Keine Frage: Sein Kind – so jung noch! – in ein Internat zu geben, ist nicht nur für dieses Kind eine Herausforderung. Auch für Sie als Eltern, für Geschwister, für die ganze Familie verändert sich das Gesamtgefüge, und wir übertreiben nicht, wenn wir sagen: es beginnt eine neue Zeit.
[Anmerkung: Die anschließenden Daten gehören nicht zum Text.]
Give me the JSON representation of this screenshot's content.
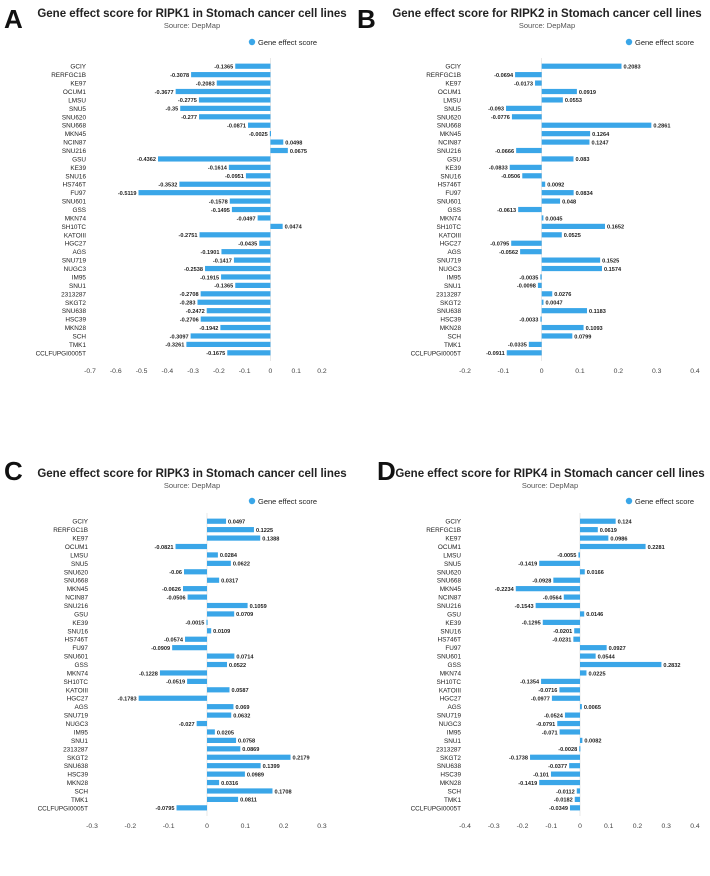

Eine, an die man sich erstmal gewöhnen muss. Damit sind Sie nicht allein.


Als Afra-Eltern bringen Sie sich ein, tauschen sich aus, vernetzen sich. Sie unterstützen sowohl Ihre Kinder und als auch die Erwachsenen bei den Herausforderungen, die das gemeinsame Leben in Afra mit sich bringt. Sie unterstützen sich gegenseitig mit Wissen und Erfahrung, mit Beistand und Einfach-Da-Sein. Ganz gleich, ob es dabei um konzeptionelle Fragen oder um emotionale Themen geht. Ob im Internatszimmer, zu Hause, in Mentorengesprächen, oder im Elternrat, dem zentralen Organ für die elterliche Mitbestimmung.